I have not set out to write this note to comment on results; my report does that. What I do wish to convey is my judgement [sic] of how the parts of the overall investigation which I could observe were conducted. The compartmentalization which you either fostered or permitted to develop in the technical investigations made it nearly impossible to do good work in reasonable time and at reasonable cost.
The staff lawyers clearly were working in the tradition of adversaries; this would be acceptable if the adversary were ignorance or deception. The adversaries I perceive were the staff lawyers themselves. Each seemed to "protect" his own assigned group at the expense of getting to the heart of the matter by encouraging -- or even demanding cooperation with the other participants. The most frustrating problem for me was to get quantitative data -- and even consistent descriptions -- from the forensic pathologists.
Of somewhat less importance in gaining overall acceptance of what I consider to be a quite impressive improvement in understanding, was the manner in which the results of the investigation were conveyed in hearings. I don't propose to alter the trial-like atmosphere, but when long-winded engineers and Congressmen are allowed to waste literally hours on utter trivia, I do object.
I needn't remind you of the importance of managing time when many expensive people are participating and particularly when millions are watching. To allow staff and witnesses to overrun their planned allotments to the detriment of the whole planned presentation indicates that either the plan or its execution has been weak.
Clearly the participation of the Congressmen in subsequent questioning, though necessary, uses time somewhat inefficiently; even here enough experience must have accumulated to anticipate the problem and lead you and Chairman Stokes to deal with it.
Much of this rather negative reaction to the hearings themselves stems from my being strongly persuaded to rush through a difficult analysis at the last minute, abandon my regular pursuits for two days, try to boil down forty-five minutes of testimony to thirty, and then listen and watch while two hours' excellent testimony is allowed to dribble out over most of a day.

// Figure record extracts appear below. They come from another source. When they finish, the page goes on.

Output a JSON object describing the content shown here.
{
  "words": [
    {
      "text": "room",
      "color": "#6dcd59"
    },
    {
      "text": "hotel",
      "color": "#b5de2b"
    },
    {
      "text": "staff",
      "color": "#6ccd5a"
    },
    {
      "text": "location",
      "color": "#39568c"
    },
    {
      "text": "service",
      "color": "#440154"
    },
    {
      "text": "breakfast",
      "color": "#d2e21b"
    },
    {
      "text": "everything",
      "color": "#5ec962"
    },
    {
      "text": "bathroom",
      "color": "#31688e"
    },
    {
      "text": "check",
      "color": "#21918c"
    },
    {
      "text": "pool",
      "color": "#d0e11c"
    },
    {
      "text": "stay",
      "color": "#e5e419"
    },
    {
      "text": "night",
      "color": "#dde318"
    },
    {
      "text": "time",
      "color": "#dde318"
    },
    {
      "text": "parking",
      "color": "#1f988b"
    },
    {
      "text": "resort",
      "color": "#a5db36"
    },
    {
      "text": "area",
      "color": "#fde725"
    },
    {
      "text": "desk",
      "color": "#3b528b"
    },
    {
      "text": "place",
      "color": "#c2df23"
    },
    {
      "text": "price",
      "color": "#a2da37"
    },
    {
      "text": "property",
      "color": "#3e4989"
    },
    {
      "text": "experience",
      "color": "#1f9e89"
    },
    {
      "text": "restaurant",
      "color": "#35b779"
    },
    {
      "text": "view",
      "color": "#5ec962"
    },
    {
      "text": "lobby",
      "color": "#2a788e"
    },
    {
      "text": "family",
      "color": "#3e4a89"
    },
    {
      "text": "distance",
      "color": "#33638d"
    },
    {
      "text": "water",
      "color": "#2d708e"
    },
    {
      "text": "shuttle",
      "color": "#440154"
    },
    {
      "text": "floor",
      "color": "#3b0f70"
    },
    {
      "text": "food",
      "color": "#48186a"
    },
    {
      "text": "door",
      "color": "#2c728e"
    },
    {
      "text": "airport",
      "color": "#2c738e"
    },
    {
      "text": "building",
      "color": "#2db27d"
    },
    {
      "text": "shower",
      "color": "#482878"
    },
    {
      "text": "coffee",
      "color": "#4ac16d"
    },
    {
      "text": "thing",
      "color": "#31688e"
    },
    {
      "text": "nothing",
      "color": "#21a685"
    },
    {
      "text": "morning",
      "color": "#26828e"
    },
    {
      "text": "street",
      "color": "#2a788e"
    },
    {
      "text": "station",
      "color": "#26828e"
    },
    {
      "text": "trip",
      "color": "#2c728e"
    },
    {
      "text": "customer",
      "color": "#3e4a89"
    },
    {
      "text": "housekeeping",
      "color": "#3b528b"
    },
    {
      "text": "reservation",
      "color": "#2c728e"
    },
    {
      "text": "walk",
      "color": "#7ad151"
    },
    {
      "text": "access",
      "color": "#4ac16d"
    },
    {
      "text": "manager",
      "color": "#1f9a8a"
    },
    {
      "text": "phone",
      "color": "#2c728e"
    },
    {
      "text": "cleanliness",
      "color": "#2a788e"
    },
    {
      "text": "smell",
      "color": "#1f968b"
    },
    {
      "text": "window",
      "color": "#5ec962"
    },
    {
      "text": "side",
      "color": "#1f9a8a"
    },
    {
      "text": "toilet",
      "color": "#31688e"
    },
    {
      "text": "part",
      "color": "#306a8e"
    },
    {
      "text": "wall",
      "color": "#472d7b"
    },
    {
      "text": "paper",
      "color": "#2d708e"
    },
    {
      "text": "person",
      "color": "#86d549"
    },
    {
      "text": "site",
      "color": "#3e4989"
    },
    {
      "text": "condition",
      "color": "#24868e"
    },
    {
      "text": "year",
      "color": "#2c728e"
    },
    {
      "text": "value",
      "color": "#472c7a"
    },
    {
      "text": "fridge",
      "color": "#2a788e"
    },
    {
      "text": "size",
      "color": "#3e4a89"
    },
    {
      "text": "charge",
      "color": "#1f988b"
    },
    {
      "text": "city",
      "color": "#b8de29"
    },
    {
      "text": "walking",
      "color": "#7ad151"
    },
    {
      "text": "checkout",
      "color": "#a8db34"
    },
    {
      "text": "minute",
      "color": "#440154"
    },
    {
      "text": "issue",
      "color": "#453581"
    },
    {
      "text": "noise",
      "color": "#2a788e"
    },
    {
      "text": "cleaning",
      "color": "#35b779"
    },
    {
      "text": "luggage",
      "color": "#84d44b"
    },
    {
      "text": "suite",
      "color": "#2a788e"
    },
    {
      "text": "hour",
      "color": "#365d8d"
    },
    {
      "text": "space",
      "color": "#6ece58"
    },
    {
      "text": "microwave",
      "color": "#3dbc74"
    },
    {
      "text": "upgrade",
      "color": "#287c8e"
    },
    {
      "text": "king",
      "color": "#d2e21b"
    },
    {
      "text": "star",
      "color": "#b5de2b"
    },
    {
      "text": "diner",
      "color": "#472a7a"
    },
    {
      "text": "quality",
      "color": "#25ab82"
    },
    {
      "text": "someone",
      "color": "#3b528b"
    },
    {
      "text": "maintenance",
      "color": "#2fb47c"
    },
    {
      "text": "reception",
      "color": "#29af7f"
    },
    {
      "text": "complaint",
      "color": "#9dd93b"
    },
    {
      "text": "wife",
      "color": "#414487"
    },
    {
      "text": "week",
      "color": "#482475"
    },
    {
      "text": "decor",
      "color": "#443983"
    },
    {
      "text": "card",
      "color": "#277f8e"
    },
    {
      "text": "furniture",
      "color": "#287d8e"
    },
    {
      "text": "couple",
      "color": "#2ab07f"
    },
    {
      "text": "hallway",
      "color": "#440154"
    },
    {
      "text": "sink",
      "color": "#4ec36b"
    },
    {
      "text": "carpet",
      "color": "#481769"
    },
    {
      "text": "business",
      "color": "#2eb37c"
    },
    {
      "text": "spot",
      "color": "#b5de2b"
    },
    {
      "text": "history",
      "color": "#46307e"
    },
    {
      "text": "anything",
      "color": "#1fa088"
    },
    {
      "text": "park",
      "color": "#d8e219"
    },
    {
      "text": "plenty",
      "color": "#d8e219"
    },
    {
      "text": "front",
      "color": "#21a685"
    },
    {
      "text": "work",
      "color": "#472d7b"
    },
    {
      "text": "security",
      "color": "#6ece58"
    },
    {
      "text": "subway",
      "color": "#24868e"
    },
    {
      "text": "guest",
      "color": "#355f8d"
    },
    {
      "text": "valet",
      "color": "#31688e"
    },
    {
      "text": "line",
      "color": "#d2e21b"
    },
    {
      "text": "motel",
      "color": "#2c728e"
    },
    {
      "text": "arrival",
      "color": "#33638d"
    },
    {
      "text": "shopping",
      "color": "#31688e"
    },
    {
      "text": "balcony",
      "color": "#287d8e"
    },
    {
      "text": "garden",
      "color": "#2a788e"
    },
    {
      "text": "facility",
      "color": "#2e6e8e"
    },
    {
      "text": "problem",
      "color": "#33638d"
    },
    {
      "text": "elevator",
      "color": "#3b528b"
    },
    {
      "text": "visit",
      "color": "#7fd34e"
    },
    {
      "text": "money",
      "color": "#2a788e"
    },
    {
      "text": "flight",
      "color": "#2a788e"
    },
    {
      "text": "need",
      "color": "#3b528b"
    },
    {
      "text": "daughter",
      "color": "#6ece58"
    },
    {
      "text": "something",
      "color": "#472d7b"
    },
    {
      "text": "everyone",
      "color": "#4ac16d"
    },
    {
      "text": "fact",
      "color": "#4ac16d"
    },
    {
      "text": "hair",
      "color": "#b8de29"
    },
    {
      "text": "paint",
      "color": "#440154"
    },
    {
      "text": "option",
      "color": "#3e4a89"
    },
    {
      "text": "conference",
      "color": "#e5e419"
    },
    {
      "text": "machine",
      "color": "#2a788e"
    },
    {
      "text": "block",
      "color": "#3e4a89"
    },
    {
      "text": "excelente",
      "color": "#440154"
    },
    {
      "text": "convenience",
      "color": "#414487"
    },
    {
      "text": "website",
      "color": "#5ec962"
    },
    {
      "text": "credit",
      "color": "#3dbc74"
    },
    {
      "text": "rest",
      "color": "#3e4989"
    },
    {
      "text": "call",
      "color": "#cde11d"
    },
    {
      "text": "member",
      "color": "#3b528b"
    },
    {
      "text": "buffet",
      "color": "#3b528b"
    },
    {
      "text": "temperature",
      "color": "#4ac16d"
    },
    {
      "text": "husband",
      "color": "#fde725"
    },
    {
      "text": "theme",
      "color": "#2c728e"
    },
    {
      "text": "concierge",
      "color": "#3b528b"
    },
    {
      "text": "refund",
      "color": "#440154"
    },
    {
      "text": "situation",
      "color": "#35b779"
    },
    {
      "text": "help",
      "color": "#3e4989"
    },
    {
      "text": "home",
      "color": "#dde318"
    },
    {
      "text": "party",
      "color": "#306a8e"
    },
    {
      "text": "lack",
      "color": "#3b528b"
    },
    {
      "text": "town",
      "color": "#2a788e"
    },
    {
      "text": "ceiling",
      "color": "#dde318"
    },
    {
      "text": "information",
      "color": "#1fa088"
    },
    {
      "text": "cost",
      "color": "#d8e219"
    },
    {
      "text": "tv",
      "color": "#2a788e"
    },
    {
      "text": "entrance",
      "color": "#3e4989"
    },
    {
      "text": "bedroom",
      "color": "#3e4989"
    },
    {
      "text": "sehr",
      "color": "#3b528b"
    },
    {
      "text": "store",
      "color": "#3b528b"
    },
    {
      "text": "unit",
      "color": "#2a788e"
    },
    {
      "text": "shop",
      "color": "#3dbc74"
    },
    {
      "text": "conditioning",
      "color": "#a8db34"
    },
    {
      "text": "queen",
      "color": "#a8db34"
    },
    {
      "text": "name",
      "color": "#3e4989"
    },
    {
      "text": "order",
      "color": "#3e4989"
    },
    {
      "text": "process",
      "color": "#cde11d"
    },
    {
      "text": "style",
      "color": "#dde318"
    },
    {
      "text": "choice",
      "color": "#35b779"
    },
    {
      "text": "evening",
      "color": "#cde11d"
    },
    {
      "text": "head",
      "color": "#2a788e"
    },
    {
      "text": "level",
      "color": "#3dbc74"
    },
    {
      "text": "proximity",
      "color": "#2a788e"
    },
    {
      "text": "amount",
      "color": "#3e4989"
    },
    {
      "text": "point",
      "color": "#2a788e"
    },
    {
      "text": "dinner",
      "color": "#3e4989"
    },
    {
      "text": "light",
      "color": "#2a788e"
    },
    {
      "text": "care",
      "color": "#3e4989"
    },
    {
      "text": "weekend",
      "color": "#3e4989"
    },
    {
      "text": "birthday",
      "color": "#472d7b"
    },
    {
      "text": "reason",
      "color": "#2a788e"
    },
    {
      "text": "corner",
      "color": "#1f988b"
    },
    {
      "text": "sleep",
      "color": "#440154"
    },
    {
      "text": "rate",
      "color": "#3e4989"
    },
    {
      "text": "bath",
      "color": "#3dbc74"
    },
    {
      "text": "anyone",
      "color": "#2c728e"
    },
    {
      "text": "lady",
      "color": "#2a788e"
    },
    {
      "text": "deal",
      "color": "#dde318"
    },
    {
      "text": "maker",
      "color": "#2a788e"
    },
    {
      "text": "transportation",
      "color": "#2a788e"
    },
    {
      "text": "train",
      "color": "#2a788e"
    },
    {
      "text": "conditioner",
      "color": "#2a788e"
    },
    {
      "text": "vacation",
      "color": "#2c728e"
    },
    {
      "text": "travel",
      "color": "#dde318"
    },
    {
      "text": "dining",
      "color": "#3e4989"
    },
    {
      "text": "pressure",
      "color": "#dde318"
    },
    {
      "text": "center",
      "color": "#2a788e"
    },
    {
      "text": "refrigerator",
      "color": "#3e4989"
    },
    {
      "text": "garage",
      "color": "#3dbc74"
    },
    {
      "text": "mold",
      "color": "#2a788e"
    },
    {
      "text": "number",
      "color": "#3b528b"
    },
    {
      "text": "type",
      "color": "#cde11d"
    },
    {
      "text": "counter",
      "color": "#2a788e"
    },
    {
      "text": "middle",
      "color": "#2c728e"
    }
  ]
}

Permit me to end my not altogether complimentary letter by saying that it was for the most part an interesting and enjoyable experience. On balance, the entire effort would be justified solely by the strong indication of conspiracy at the Plaza. I particularly enjoyed working with Jane Downey and Mickey Goldsmith. Their help in piercing some of the partitions and their remarkably quick, intelligent response to my needs was exemplary. They also proved to be good critics in helping me make my results clear.